That is the title of the book that Josh Cutler and I wrote. The book is part of Springer’s Textbooks on Political Analysis series. It is intended for graduate students in political and social science departments who want to collect and analyze data using Python.

We have set up a site for the book at computational-frameworks-python-book.github.io. As we discover errors we will correct them there. If you find a mistake in the book please contact us by email or on Twitter (@mcdickenson, @josh_cutler).

Our book started as a course in the Department of Political Science at Duke University.

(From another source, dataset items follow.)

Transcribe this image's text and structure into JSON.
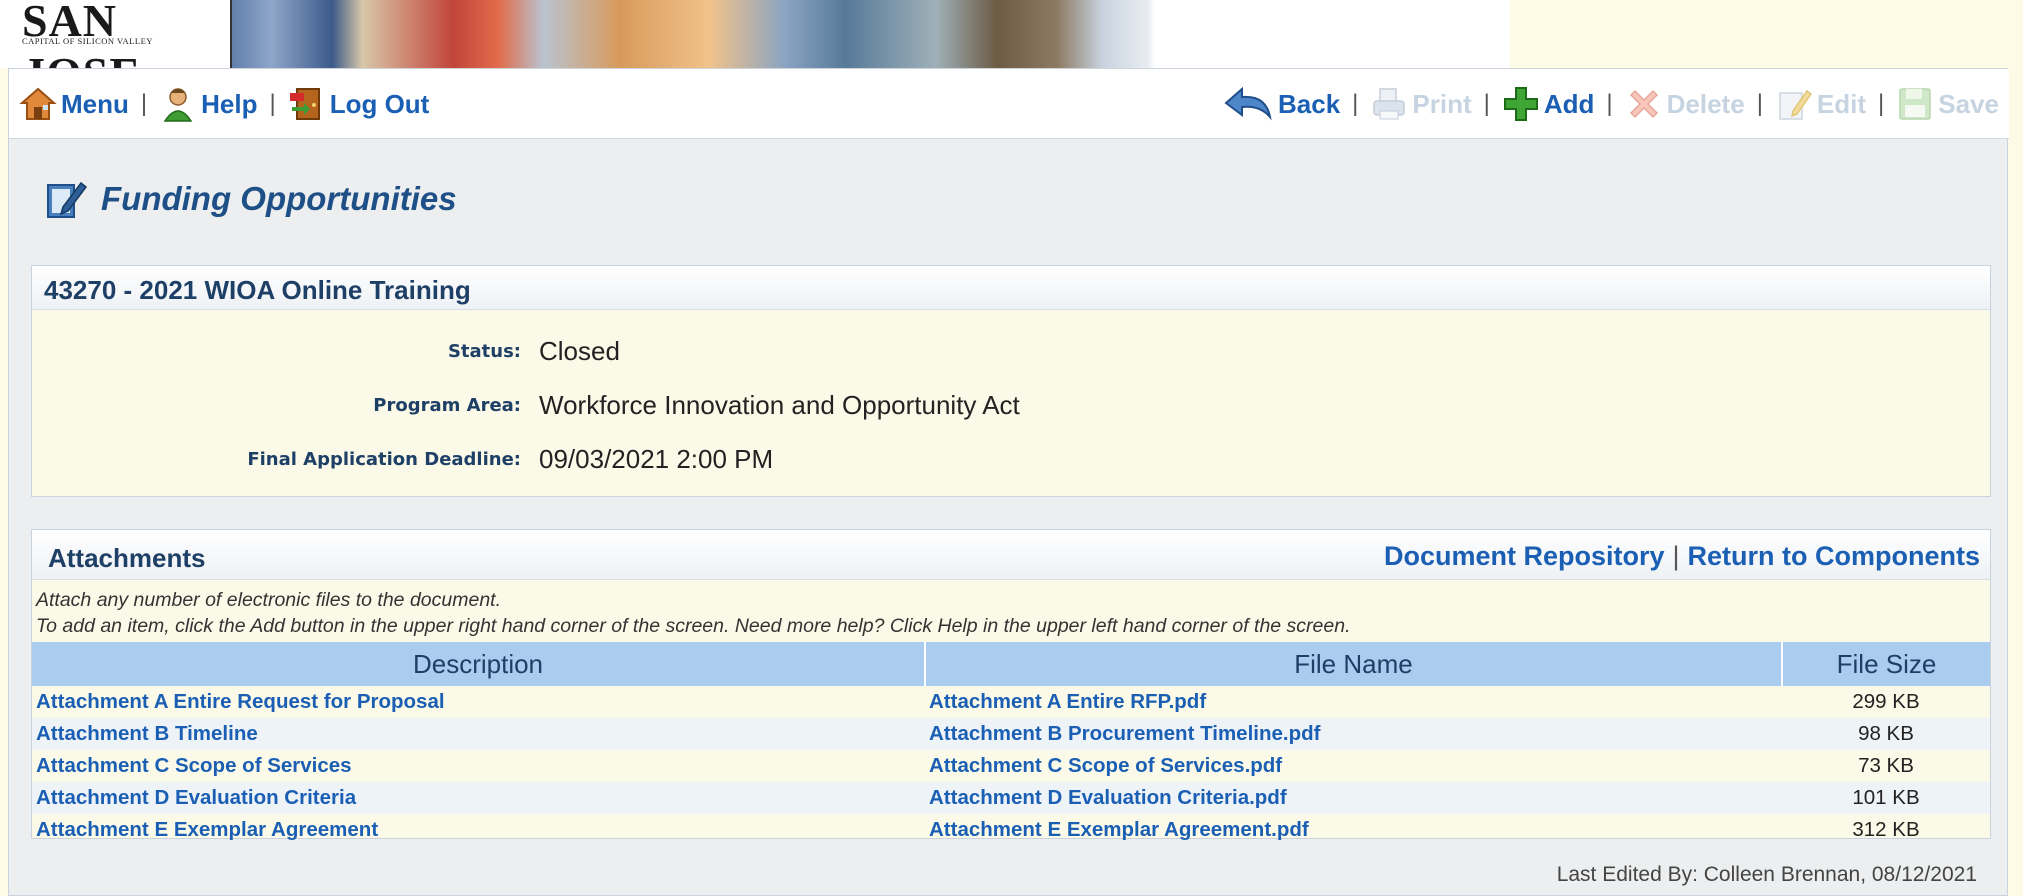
{
  "banner": {
    "logo_title": "SAN JOSE",
    "logo_subtitle": "CAPITAL OF SILICON VALLEY"
  },
  "toolbar": {
    "left": [
      {
        "label": "Menu",
        "icon": "house-icon"
      },
      {
        "label": "Help",
        "icon": "person-help-icon"
      },
      {
        "label": "Log Out",
        "icon": "exit-door-icon"
      }
    ],
    "right": [
      {
        "label": "Back",
        "icon": "back-arrow-icon",
        "enabled": true
      },
      {
        "label": "Print",
        "icon": "printer-icon",
        "enabled": false
      },
      {
        "label": "Add",
        "icon": "green-plus-icon",
        "enabled": true
      },
      {
        "label": "Delete",
        "icon": "red-x-icon",
        "enabled": false
      },
      {
        "label": "Edit",
        "icon": "pencil-notepad-icon",
        "enabled": false
      },
      {
        "label": "Save",
        "icon": "floppy-disk-icon",
        "enabled": false
      }
    ]
  },
  "page": {
    "title": "Funding Opportunities"
  },
  "opportunity": {
    "heading": "43270 - 2021 WIOA Online Training",
    "fields": [
      {
        "label": "Status:",
        "value": "Closed"
      },
      {
        "label": "Program Area:",
        "value": "Workforce Innovation and Opportunity Act"
      },
      {
        "label": "Final Application Deadline:",
        "value": "09/03/2021 2:00 PM"
      }
    ]
  },
  "attachments": {
    "title": "Attachments",
    "link_repository": "Document Repository",
    "link_separator": "|",
    "link_return": "Return to Components",
    "help_line1": "Attach any number of electronic files to the document.",
    "help_line2": "To add an item, click the Add button in the upper right hand corner of the screen. Need more help? Click Help in the upper left hand corner of the screen.",
    "columns": [
      "Description",
      "File Name",
      "File Size"
    ],
    "rows": [
      {
        "description": "Attachment A Entire Request for Proposal",
        "file_name": "Attachment A Entire RFP.pdf",
        "size": "299 KB"
      },
      {
        "description": "Attachment B Timeline",
        "file_name": "Attachment B Procurement Timeline.pdf",
        "size": "98 KB"
      },
      {
        "description": "Attachment C Scope of Services",
        "file_name": "Attachment C Scope of Services.pdf",
        "size": "73 KB"
      },
      {
        "description": "Attachment D Evaluation Criteria",
        "file_name": "Attachment D Evaluation Criteria.pdf",
        "size": "101 KB"
      },
      {
        "description": "Attachment E Exemplar Agreement",
        "file_name": "Attachment E Exemplar Agreement.pdf",
        "size": "312 KB"
      }
    ]
  },
  "footer": {
    "last_edited": "Last Edited By: Colleen Brennan, 08/12/2021"
  },
  "colors": {
    "link_blue": "#1a5fb4",
    "header_navy": "#1e3f66",
    "table_header_bg": "#aaccef",
    "page_bg": "#fdfbe6"
  }
}
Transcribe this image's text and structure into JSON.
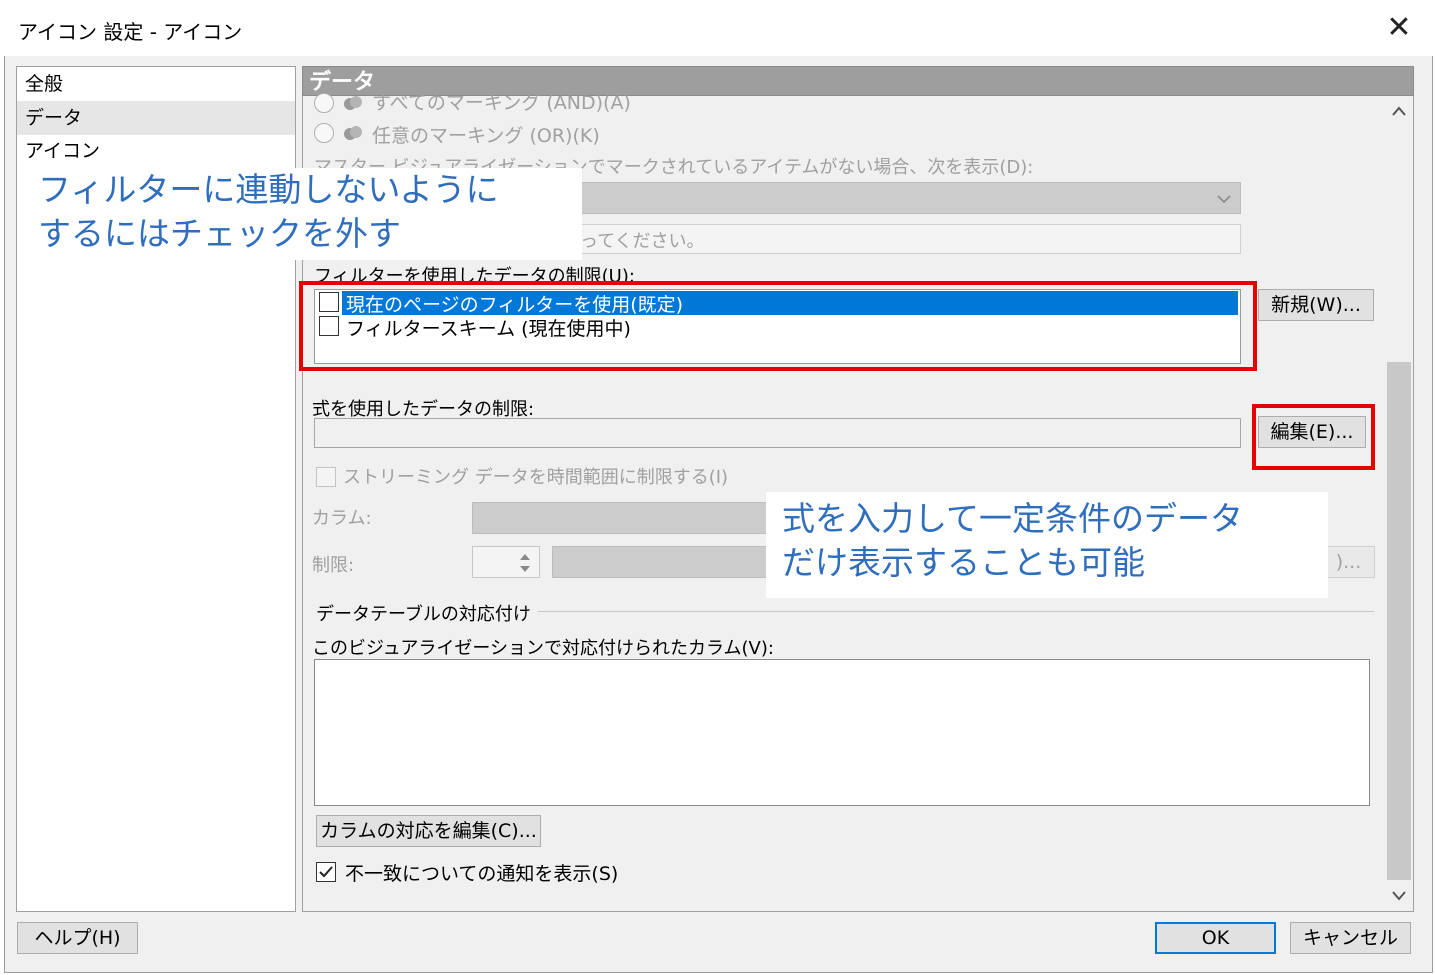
{
  "window": {
    "title": "アイコン 設定 - アイコン",
    "close_glyph": "✕"
  },
  "nav": {
    "items": [
      {
        "label": "全般"
      },
      {
        "label": "データ"
      },
      {
        "label": "アイコン"
      }
    ],
    "selected": "データ"
  },
  "section": {
    "title": "データ"
  },
  "marking": {
    "radio_and": "すべてのマーキング (AND)(A)",
    "radio_or": "任意のマーキング (OR)(K)",
    "empty_label": "マスター ビジュアライゼーションでマークされているアイテムがない場合、次を表示(D):",
    "empty_dropdown_value": "",
    "hint_tail": "ってください。"
  },
  "filter": {
    "label": "フィルターを使用したデータの制限(U):",
    "options": [
      {
        "label": "現在のページのフィルターを使用(既定)",
        "checked": false,
        "selected": true
      },
      {
        "label": "フィルタースキーム (現在使用中)",
        "checked": false,
        "selected": false
      }
    ],
    "new_button": "新規(W)..."
  },
  "expression": {
    "label": "式を使用したデータの制限:",
    "value": "",
    "edit_button": "編集(E)..."
  },
  "streaming": {
    "checkbox_label": "ストリーミング データを時間範囲に制限する(I)",
    "column_label": "カラム:",
    "limit_label": "制限:",
    "button_tail": ")..."
  },
  "datatable": {
    "group_title": "データテーブルの対応付け",
    "columns_label": "このビジュアライゼーションで対応付けられたカラム(V):",
    "edit_button": "カラムの対応を編集(C)...",
    "notify_label": "不一致についての通知を表示(S)",
    "notify_checked": true
  },
  "callouts": {
    "left_line1": "フィルターに連動しないように",
    "left_line2": "するにはチェックを外す",
    "right_line1": "式を入力して一定条件のデータ",
    "right_line2": "だけ表示することも可能"
  },
  "footer": {
    "help": "ヘルプ(H)",
    "ok": "OK",
    "cancel": "キャンセル"
  },
  "colors": {
    "selection": "#0078d7",
    "highlight_red": "#e60000",
    "callout_text": "#2f6ebd",
    "section_bar": "#9e9e9e"
  }
}
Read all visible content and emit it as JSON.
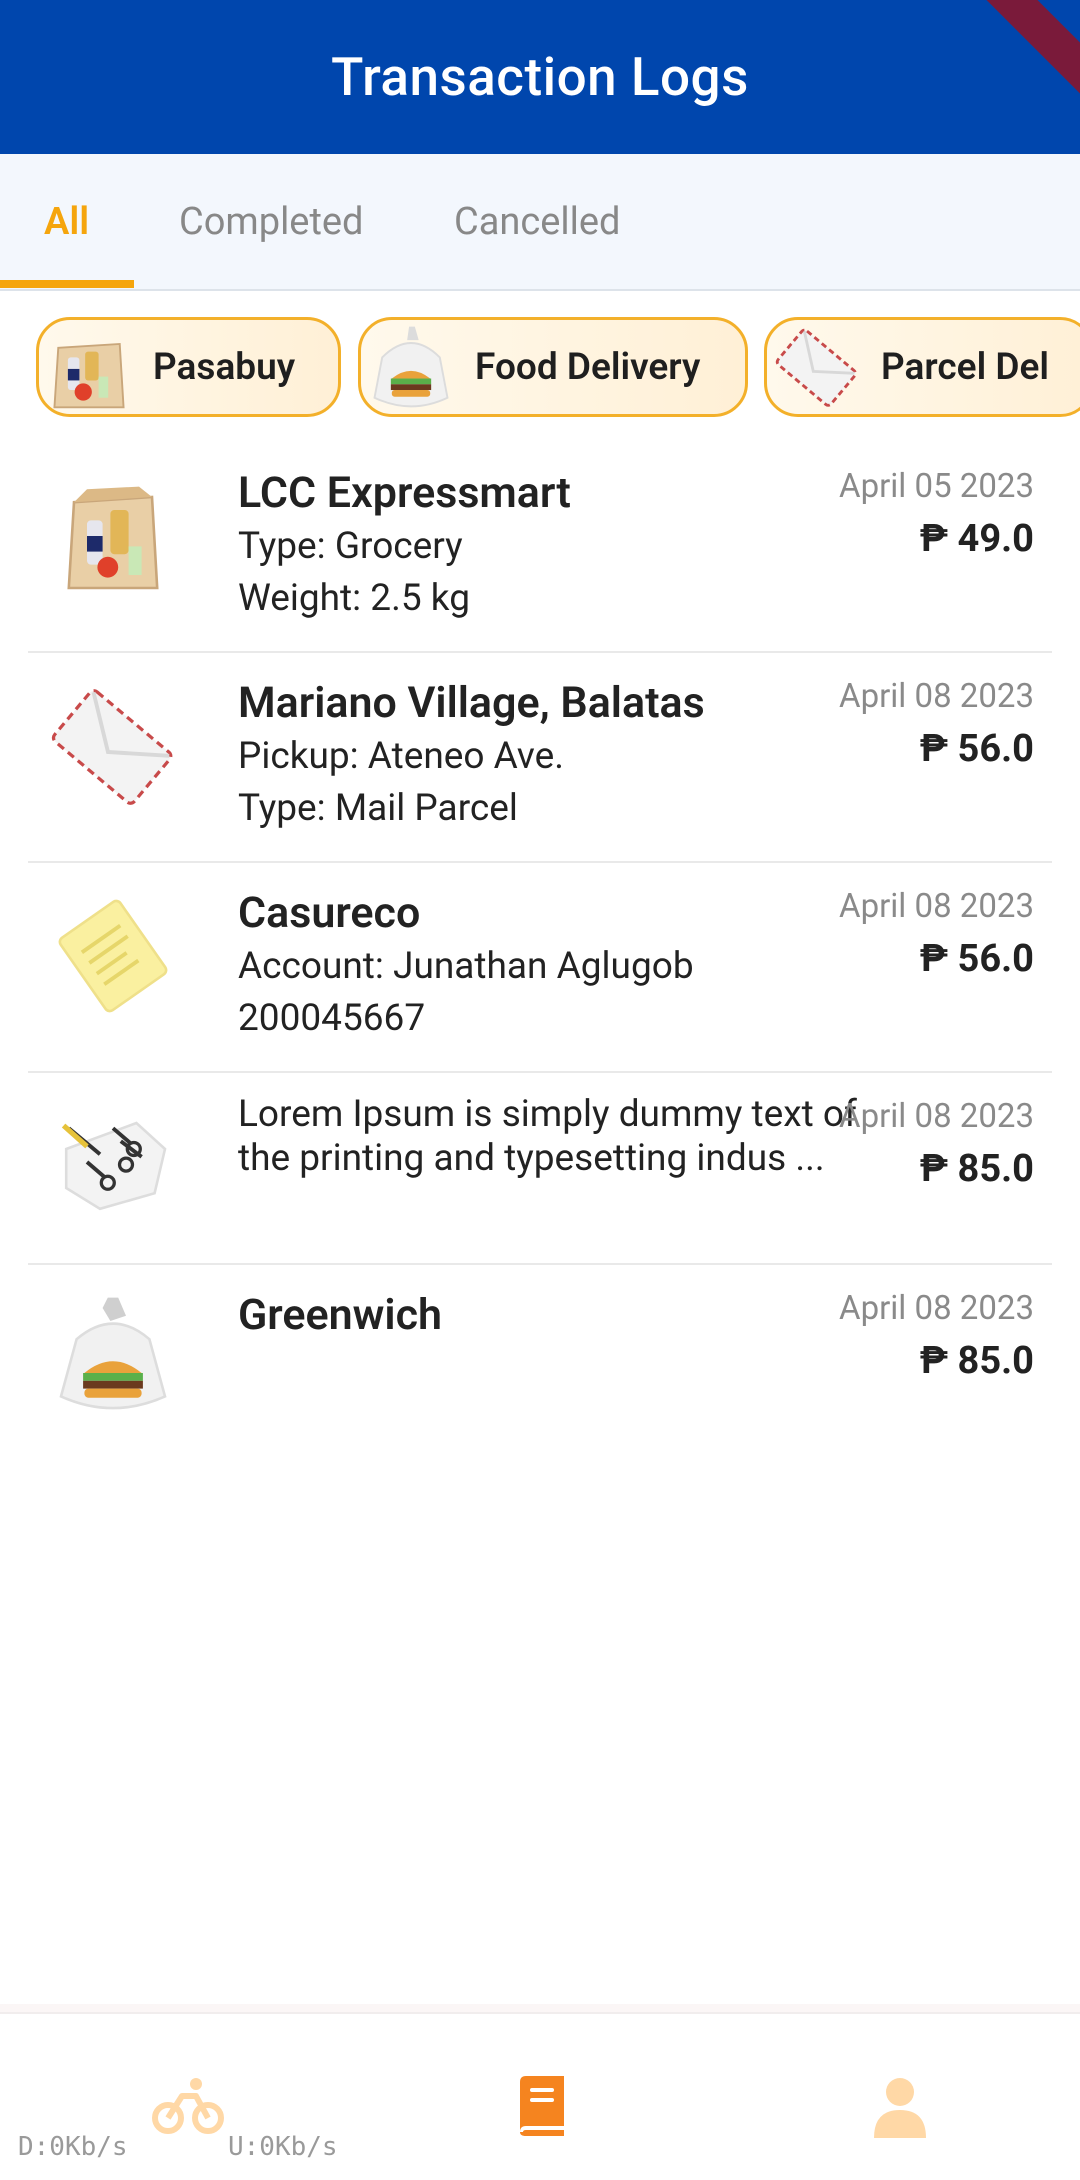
{
  "app": {
    "title": "Transaction Logs"
  },
  "tabs": [
    {
      "label": "All",
      "active": true
    },
    {
      "label": "Completed",
      "active": false
    },
    {
      "label": "Cancelled",
      "active": false
    }
  ],
  "categories": [
    {
      "label": "Pasabuy",
      "icon": "grocery-bag-icon"
    },
    {
      "label": "Food Delivery",
      "icon": "burger-icon"
    },
    {
      "label": "Parcel Del",
      "icon": "mail-envelope-icon"
    }
  ],
  "transactions": [
    {
      "title": "LCC Expressmart",
      "line1": "Type: Grocery",
      "line2": "Weight: 2.5 kg",
      "date": "April 05 2023",
      "price": "₱ 49.0",
      "icon": "grocery-bag-icon"
    },
    {
      "title": "Mariano Village, Balatas",
      "line1": "Pickup: Ateneo Ave.",
      "line2": "Type: Mail Parcel",
      "date": "April 08 2023",
      "price": "₱ 56.0",
      "icon": "mail-envelope-icon"
    },
    {
      "title": "Casureco",
      "line1": "Account: Junathan Aglugob",
      "line2": "200045667",
      "date": "April 08 2023",
      "price": "₱ 56.0",
      "icon": "bill-icon"
    },
    {
      "description": "Lorem Ipsum is simply dummy text of the printing and typesetting indus ...",
      "date": "April 08 2023",
      "price": "₱ 85.0",
      "icon": "errand-checklist-icon"
    },
    {
      "title": "Greenwich",
      "date": "April 08 2023",
      "price": "₱ 85.0",
      "icon": "burger-icon"
    }
  ],
  "bottom_nav": [
    {
      "name": "rider",
      "icon": "bike-icon",
      "active": false
    },
    {
      "name": "logs",
      "icon": "book-icon",
      "active": true
    },
    {
      "name": "profile",
      "icon": "person-icon",
      "active": false
    }
  ],
  "status": {
    "download": "D:0Kb/s",
    "upload": "U:0Kb/s"
  },
  "colors": {
    "primary": "#0046ad",
    "accent": "#f5a50d",
    "inactive": "#ffd8a6"
  }
}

I also taught a similar short course at Washington University in St. Louis in the summer of 2014. Students in both courses provided very helpful feedback.

The contents of the book are:

Book Cover

  1. Getting Started with Python
  2. Building Software
  3. Object-Oriented Programming
  4. Introduction to Algorithms
  5. Introduction to Data Structures
  6. Input, Output, and the Web
  7. Application Programming Interfaces
  8. Databases
  9. NoSQL Databases
  10. Introduction to Machine Learning with Python
  11. Linear Programming
  12. Practical Programming
  13. Case Study: Image Processing
  14. Case Study: Natural Language Processing
  15. Conclusion

Each chapter includes example code, suggested homework assignments (with solutions), and material for practical lab sessions. Data for the exercises is available at dataverse.harvard.edu/dataverse/python-book.

Working on this book with Josh was a great experience. We are grateful to our series editor Jamie Monogan, our Springer editor Lorraine Klimowich, and manuscript reviewers including Florian Hollenbach and Shahryar Minhas. We hope that this book contributes to the advancement of political and social research, and to the use of computational skills in those fields.